Seems like removing the static iSCSI targets is the step that breaks the whole thing:
The last few steps from the original screenshot:
- datastore is renamed as: Renamed datastore from snap-13e16b15-iqn.2010-01 .com.solidfire:hi1k.centos53-x64.66-0 to -iqn.2010-01 .com.solidfire:hl1k.root-55.67-0 (fine)
- VMFs is unmounted (per "plan" or not?)
- static iSCSI target is removed - BUT without first deleting the datastore
Since datastore is NOT deleted, but its static iSCSI target is removed - vCenter will complain that the iSCSI path is no longer available for that datastore.
If I manually add static iSCSI target for the "iqn.2010-01 .com.solidfire:hl1k.root-55.67-0" - later you can mount (exisiting) datastore as expected, etc.
Hope this helps further troubleshooting and fixing the issue @skattoju4 /CC @mike-tutkowski
I am not sure what the severity is for this @mike-tutkowski @skattoju4 @andrijapanicsb . Is this something we are going to support or should we just add a line in docs somewhere? @mike-tutkowski is there a dev you know busy with this plugin?
I think this was the issue related to the one opened by Christian from the Fraunhofer institute. He sent us (CloudOps) some logs and we were going to troubleshoot/debug in his environment, however I think priorities changed on their end so this effort was put on hold.

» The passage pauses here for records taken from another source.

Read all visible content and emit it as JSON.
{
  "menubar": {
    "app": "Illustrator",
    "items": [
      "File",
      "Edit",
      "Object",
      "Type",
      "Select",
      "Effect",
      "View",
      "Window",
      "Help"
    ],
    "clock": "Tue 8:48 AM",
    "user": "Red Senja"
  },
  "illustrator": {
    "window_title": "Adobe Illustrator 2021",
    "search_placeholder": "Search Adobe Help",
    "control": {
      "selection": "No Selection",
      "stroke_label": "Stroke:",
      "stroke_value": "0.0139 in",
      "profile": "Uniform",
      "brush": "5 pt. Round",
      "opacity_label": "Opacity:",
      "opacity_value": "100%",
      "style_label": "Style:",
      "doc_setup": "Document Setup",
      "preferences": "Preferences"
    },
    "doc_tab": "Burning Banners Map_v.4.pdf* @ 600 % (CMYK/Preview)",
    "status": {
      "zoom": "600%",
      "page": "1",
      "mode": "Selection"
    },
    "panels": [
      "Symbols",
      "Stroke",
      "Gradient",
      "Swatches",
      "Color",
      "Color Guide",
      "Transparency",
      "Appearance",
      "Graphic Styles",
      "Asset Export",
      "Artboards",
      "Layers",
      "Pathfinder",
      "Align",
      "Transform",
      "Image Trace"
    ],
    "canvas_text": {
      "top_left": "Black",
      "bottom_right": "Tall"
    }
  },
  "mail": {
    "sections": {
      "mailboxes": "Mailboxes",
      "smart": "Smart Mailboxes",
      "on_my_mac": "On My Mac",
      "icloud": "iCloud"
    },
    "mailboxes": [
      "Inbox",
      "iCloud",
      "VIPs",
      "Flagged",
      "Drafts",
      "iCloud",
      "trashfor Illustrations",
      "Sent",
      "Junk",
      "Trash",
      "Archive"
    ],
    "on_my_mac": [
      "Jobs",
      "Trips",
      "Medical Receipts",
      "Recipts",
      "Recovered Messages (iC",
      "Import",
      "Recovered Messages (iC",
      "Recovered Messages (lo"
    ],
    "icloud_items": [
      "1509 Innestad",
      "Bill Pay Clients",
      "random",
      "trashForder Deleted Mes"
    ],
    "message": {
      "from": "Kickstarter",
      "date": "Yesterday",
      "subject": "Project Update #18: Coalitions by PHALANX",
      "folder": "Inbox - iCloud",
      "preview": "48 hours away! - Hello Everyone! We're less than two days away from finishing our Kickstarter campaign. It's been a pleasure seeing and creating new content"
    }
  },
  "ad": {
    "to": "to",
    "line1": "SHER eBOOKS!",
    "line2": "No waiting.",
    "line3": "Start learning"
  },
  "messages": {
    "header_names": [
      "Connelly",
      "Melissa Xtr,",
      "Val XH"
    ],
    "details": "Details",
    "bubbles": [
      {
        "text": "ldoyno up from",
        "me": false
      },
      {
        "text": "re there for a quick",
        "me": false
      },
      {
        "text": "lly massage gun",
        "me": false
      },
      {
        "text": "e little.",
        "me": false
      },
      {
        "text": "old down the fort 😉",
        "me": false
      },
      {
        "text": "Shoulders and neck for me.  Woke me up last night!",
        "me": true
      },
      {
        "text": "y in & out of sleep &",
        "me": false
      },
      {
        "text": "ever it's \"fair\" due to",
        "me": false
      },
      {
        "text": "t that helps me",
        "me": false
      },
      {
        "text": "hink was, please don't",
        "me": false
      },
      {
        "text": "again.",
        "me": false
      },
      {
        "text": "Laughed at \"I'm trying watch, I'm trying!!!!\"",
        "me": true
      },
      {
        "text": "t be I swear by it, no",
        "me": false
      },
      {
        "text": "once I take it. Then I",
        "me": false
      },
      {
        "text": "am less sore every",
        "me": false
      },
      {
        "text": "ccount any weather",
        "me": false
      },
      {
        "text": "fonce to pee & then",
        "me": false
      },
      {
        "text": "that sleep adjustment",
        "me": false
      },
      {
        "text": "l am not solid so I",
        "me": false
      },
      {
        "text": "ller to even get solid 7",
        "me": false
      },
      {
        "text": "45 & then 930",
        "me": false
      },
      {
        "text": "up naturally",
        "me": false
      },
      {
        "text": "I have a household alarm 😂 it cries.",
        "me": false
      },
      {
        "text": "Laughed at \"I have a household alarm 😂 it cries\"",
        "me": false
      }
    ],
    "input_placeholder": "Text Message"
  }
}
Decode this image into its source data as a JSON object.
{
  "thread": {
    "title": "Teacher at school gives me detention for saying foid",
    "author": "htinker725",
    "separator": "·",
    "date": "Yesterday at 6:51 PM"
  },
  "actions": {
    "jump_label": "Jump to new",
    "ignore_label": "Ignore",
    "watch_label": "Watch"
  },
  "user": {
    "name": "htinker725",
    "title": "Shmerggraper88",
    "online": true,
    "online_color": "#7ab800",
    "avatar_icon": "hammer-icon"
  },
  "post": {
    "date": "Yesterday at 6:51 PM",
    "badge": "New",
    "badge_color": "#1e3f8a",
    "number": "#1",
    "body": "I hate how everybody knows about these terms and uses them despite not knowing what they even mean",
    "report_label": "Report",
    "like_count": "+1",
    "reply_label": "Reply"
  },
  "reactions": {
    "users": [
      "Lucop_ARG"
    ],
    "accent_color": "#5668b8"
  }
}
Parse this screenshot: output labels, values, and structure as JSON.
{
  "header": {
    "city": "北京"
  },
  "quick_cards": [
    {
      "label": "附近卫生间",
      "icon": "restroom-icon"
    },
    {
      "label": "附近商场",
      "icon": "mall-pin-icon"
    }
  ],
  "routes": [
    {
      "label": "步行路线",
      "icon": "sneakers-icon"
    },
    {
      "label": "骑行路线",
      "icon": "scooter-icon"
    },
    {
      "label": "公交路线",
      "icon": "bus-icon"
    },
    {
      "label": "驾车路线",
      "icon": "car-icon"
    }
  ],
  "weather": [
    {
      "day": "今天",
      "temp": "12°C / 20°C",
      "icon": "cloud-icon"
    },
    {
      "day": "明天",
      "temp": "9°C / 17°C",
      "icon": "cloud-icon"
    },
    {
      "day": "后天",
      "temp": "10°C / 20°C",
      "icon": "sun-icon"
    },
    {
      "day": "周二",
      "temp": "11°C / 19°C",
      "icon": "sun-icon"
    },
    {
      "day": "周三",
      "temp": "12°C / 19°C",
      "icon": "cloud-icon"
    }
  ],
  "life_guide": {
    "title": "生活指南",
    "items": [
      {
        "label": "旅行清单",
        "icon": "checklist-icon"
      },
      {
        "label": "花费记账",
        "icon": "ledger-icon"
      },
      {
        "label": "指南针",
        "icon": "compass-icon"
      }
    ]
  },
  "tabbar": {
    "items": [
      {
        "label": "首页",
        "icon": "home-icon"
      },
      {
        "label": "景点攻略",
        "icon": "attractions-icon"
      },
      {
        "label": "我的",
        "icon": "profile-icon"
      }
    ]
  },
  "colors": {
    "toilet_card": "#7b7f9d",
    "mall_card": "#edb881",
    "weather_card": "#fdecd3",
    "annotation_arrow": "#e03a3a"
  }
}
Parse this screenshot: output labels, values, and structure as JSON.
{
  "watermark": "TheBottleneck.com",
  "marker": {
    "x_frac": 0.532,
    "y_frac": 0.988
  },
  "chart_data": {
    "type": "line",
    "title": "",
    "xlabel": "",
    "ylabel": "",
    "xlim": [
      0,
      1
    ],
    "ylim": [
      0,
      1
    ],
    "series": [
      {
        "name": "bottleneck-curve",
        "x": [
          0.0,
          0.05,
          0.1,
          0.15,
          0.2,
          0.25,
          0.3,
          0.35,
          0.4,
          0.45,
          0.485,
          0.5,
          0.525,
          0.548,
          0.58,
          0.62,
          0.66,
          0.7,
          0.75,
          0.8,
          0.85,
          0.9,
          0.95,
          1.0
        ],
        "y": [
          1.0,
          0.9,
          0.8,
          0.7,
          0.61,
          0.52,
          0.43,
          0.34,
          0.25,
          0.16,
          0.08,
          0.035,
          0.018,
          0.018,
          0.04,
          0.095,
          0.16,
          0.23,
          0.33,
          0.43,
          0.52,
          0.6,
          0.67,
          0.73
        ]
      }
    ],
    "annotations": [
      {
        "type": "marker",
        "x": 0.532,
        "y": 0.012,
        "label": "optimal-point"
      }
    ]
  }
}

ping @skattoju cc @swill @syed @pdion891 - any update on this?
(moved this back to unplanned unless we hear any devs picking this up)
Hello everyone,
I am from Netapp support team. There is no active development going on for ACS-SF plugin from Netapp but since this seems to be dangling case for quite sometime, thought would drop some input input based on what makes sense to me.
" iSCSI targets " once remove followed by a storage adaptor scan will ideally remove all or any traces of the unsignatured disks previously available through the iscsi server/target ... If it's not removed from the vSphere inventory then this is to be checked from the vSphere and ESXI logs.
My recommendation would be to trace the same from vpxd log ( vsphere log) , vpxa ( esxi log ) , hostd.log ( exsi log) and vmkernel .log (esxi log)
ACS - SF plugin throwing the error as message: .. Datastore '-iqn.2010-01.com.solidfire:hl1k.root-32.29-0' is not accessible. No connected and accessible host is attached to this datastore ..
makes sense because the hosts doesnot have any clue about the target, now the iscsi target(s) is(are) removed.
By any chance do we have the vsphere + esxi log bundle available ???
Regards, KC
@ikchakraborty I think we have not got any infrastructure anywhere to support this. cc @andrijapanicsb @rohityadavcloud
cc @shwstppr @pdion891 any update on this, does this work now, maybe closed?
Hi my name is Aarushi Soni . I want to contribute to this issue . Please guide me through this process.